Nature Chemistry | The Sceptical Chymist

BOSS: Minimal ‘enzymes’ for catalysis

There were many great talks yesterday at the Belgian Organic Synthesis Symposium, but as I have time to describe just one, I’ll mention Eric Jacobsen’s tour de force about hydrogen-bonding catalysis. This seems to be an area that’s really kicking off right now.

His thesis is that hydrogen-bonding catalysts shouldn’t be thought of in the way that chemists tend to conceptualize asymmetric catalysts in general – that is, as molecules or complexes that bind to substrates in order to block the approach of reactants from certain directions. Instead, he made the case that hydrogen-bonding catalysts act more like enzymes, activating and/or stabilizing the substrate (or the substrate’s transition state)through hydrogen bonding. That’s not to say that steric interactions are unimportant, clearly they still have an impact.
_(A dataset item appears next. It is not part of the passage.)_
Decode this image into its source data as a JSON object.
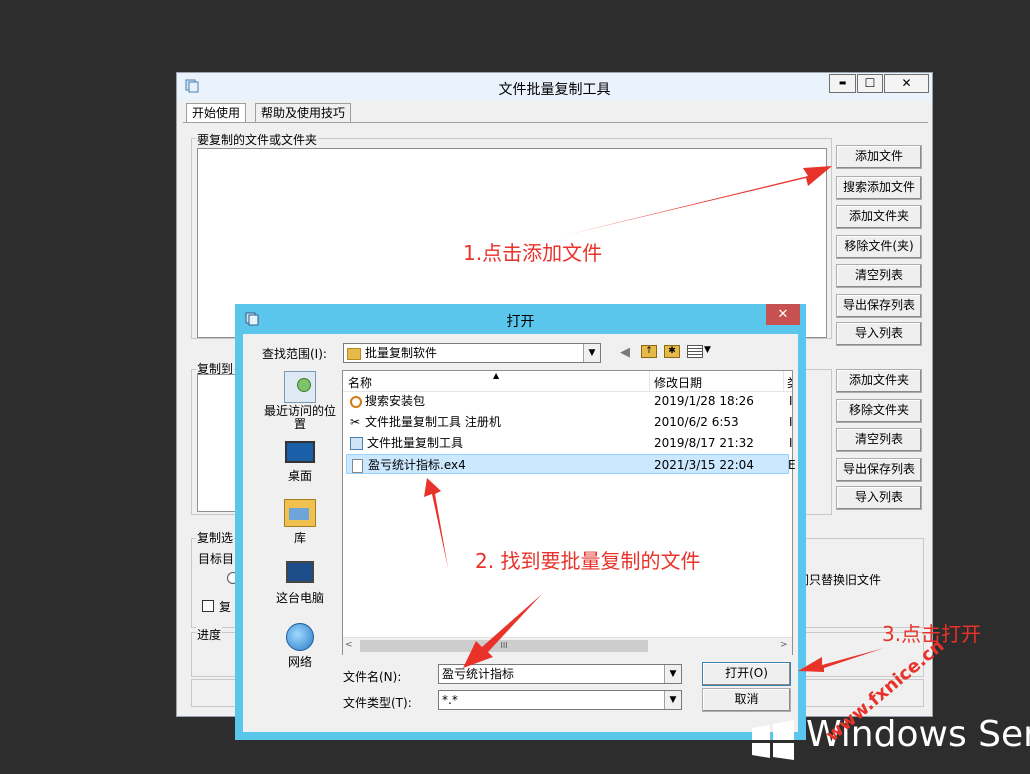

But to fully understand how hydrogen-bonding catalysts work, he argues that you need to look first at the stabilizing effects of non-covalent interactions.

He backed this up with many case studies of hydrogen-bonding catalysts from his own lab (such as those for Claisen rearrangements, polyene cyclizations and Strecker-like reactions), in each case providing a detailed analysis of how each catalyst works. It’s all beautiful stuff, and you find some it in JACS (see the abstract for his analysis of the Strecker reaction here).

Today is the last day of the meeting, so this is where I’ll sign off from Belgium. I’ve only been able to discuss a handful of the presentations, but there were many other highlights at this meeting. I can only encourage organic chemists out there to come to the next meeting in the BOSS series, in 2012 – you won’t be disappointed.